Un simile provvedimento fu emesso per il figlio Seif al Islam e per il capo dei servizi segreti Abdellah Senussi. Tra gli altri leader di spicco perseguiti, l’ex presidente sudanese Omar al Bashir: nel 2008 il procuratore capo della Corte Luis Moreno Ocampo lo accusò di essere responsabile di genocidio e crimini contro l’umanità e della guerra in Darfur cominciata nel 2003. Anche Laurent Gbagbo, ex presidente della Costa d’Avorio, è finito all’Aja, ma dopo un processo per crimini contro l’umanità è stato assolto nel 2021 in appello.

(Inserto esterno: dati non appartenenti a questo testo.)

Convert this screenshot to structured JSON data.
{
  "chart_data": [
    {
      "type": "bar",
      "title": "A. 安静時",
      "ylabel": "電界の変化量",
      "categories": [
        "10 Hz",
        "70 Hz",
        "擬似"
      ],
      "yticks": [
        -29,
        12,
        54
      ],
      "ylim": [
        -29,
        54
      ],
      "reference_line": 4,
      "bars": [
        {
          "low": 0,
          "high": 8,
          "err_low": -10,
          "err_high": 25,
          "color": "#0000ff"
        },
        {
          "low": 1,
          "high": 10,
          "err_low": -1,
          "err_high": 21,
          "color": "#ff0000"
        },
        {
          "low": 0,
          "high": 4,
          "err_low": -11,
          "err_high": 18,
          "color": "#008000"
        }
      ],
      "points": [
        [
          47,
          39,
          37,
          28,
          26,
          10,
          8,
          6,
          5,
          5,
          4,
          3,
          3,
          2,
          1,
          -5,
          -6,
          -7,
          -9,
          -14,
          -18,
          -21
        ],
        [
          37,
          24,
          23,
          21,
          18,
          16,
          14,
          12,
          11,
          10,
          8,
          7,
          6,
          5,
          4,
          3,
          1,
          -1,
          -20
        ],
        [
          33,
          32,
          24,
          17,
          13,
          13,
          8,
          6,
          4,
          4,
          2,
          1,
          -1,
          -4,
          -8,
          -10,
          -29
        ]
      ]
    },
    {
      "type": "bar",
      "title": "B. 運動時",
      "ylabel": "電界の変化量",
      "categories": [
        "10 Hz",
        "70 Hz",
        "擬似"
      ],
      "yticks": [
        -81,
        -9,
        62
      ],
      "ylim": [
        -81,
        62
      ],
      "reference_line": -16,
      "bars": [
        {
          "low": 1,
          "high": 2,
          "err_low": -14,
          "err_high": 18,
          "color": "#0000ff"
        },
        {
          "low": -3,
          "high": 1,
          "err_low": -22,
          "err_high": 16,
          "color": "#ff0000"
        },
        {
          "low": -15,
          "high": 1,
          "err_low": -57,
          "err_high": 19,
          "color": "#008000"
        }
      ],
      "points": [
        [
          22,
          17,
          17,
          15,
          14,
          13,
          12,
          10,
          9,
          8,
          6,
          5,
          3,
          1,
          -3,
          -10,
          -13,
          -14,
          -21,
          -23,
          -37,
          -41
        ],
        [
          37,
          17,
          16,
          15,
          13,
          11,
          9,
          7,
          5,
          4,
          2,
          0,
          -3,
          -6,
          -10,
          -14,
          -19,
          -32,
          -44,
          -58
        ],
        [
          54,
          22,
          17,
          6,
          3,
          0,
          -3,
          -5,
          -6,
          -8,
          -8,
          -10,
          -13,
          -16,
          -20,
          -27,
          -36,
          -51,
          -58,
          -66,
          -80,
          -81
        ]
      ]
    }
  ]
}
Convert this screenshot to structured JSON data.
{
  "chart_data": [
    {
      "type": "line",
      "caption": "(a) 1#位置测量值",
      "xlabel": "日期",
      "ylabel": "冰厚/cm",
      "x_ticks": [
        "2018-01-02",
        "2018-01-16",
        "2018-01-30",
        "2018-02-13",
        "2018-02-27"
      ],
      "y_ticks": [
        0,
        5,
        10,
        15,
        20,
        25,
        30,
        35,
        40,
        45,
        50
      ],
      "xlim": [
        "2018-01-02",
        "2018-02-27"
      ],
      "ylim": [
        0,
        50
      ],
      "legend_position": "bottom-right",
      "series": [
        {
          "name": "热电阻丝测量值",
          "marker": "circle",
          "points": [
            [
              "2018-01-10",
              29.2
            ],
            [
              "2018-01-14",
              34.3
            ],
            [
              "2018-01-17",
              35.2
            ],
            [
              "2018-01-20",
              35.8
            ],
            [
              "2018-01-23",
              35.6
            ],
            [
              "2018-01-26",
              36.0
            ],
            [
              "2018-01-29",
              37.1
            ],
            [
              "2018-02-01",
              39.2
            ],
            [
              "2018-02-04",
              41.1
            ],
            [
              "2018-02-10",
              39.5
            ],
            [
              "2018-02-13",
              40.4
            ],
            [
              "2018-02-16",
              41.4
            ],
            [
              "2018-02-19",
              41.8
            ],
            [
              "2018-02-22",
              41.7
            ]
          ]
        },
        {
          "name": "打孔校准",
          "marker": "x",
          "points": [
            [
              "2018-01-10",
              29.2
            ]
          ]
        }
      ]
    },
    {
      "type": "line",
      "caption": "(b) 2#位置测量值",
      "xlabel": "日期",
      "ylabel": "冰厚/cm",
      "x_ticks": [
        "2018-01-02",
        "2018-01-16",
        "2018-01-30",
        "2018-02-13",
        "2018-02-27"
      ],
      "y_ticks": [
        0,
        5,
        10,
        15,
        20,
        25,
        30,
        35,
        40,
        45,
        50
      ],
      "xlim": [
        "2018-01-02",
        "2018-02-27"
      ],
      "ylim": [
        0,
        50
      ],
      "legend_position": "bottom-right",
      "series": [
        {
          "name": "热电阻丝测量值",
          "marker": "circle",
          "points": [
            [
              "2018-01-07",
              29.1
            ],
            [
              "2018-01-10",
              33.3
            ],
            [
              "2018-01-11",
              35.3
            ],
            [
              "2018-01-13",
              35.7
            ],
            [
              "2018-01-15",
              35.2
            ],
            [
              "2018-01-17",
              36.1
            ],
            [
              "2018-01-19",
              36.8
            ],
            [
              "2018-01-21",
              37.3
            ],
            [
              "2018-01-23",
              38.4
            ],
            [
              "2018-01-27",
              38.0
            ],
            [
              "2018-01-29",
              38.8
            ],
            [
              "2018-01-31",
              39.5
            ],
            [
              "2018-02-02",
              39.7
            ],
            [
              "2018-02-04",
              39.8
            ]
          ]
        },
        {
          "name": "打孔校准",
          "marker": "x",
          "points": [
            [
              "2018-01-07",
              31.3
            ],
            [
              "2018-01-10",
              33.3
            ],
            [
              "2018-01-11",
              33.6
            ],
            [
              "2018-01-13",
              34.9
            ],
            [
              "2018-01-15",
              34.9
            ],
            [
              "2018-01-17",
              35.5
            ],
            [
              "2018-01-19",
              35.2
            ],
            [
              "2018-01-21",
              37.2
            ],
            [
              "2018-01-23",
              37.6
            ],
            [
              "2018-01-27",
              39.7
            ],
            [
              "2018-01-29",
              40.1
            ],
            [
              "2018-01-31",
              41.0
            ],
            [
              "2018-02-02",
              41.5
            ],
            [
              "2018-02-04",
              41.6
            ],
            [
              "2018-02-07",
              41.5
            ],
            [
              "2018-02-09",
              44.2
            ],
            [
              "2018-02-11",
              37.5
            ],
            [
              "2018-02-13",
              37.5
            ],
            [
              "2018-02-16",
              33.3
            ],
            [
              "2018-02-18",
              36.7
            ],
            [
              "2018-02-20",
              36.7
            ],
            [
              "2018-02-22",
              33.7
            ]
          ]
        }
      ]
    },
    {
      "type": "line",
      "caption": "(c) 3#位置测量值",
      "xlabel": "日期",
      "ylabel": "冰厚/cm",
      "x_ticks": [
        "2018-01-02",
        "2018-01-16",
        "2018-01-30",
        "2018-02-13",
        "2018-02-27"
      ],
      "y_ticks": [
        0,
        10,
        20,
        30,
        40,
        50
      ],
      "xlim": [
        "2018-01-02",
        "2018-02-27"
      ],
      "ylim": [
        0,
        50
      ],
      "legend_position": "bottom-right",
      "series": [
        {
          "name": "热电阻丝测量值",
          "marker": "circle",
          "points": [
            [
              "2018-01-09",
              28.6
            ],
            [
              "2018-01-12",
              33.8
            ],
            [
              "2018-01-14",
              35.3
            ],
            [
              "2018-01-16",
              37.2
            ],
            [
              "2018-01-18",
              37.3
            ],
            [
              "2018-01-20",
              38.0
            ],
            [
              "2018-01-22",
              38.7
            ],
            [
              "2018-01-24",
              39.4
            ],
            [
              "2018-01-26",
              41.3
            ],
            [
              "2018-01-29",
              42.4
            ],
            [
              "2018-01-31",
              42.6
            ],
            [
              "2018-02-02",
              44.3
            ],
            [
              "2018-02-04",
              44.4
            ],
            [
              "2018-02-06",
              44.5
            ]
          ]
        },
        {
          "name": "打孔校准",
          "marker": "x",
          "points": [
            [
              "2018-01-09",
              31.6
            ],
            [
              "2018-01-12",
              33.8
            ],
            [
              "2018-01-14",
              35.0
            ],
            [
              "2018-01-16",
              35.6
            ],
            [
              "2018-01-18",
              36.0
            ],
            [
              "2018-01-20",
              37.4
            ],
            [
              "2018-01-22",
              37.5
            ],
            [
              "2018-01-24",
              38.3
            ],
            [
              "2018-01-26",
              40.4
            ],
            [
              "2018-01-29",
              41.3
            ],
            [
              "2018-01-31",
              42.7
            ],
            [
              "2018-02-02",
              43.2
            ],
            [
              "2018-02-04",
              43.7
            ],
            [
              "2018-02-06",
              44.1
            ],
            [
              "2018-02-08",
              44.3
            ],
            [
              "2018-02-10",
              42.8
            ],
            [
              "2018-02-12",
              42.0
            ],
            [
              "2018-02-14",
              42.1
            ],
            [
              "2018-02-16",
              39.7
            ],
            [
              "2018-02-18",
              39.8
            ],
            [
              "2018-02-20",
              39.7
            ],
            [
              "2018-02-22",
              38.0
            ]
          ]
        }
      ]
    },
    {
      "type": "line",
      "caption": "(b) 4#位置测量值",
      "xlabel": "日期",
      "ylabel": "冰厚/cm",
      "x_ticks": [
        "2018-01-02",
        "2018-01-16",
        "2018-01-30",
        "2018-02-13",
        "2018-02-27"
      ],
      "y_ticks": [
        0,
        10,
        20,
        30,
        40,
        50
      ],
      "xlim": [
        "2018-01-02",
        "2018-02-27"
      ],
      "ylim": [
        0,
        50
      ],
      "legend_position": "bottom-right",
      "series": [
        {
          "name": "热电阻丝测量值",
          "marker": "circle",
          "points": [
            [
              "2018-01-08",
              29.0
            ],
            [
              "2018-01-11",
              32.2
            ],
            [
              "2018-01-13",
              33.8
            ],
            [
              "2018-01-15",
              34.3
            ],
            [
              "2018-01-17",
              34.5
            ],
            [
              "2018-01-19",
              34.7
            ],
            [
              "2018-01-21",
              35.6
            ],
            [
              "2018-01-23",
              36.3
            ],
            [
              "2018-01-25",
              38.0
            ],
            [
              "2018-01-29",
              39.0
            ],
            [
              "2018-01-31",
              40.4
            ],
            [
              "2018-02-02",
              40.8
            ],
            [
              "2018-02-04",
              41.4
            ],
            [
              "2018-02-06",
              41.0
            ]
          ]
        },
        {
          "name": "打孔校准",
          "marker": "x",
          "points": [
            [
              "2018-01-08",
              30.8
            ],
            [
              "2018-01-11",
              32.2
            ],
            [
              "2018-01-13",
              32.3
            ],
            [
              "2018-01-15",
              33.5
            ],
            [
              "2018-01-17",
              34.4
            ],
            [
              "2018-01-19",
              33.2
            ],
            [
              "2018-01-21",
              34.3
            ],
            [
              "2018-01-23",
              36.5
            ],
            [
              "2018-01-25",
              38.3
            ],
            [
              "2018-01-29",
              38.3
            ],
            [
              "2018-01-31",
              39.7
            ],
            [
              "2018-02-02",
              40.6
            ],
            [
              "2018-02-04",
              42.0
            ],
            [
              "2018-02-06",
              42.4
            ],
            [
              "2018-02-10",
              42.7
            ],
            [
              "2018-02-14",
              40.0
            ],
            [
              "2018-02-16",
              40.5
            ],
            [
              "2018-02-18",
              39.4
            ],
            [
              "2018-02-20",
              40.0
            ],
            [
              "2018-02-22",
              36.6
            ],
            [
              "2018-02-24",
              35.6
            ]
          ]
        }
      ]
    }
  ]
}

Nel 2016 la Corte penale internazionale ha condannato l’ex vicepresidente del Congo, Jean-Pierre Bemba, per assassinio, stupro e saccheggio in quanto comandante delle truppe che commisero atrocità continue e generalizzate nella Repubblica Centrafricana nel 2002 e 2003. Il signore della guerra ugandese Joseph Kony, che dovrebbe rispondere di ben 36 capi d’imputazione tra cui omicidio, stupro, utilizzo di bambini soldato, schiavitù sessuale e matrimoni forzati, è la figura ricercata dalla Cpi da più tempo: il suo mandato d’arresto venne spiccato nel 2005. Tra gli altri dossier aperti e su cui indaga l’Aja c’è l’inchiesta sui crimini contro la minoranza musulmana dei Rohingya in Birmania. Un’altra indagine è quella su presunti crimini contro l’umanità commessi dal governo del presidente venezuelano Nicolas Maduro. E non è solo l’Aja ad aver processato capi di Stato e di governo: nel 2001, l’ex presidente Slobodan Milosevic fu accusato di crimini di guerra, genocidio e crimini contro l’umanità dal Tribunale penale internazionale per l’ex Jugoslavia. Arrestato, morì d’infarto in cella all’Aja nel 2006, prima che il processo potesse concludersi.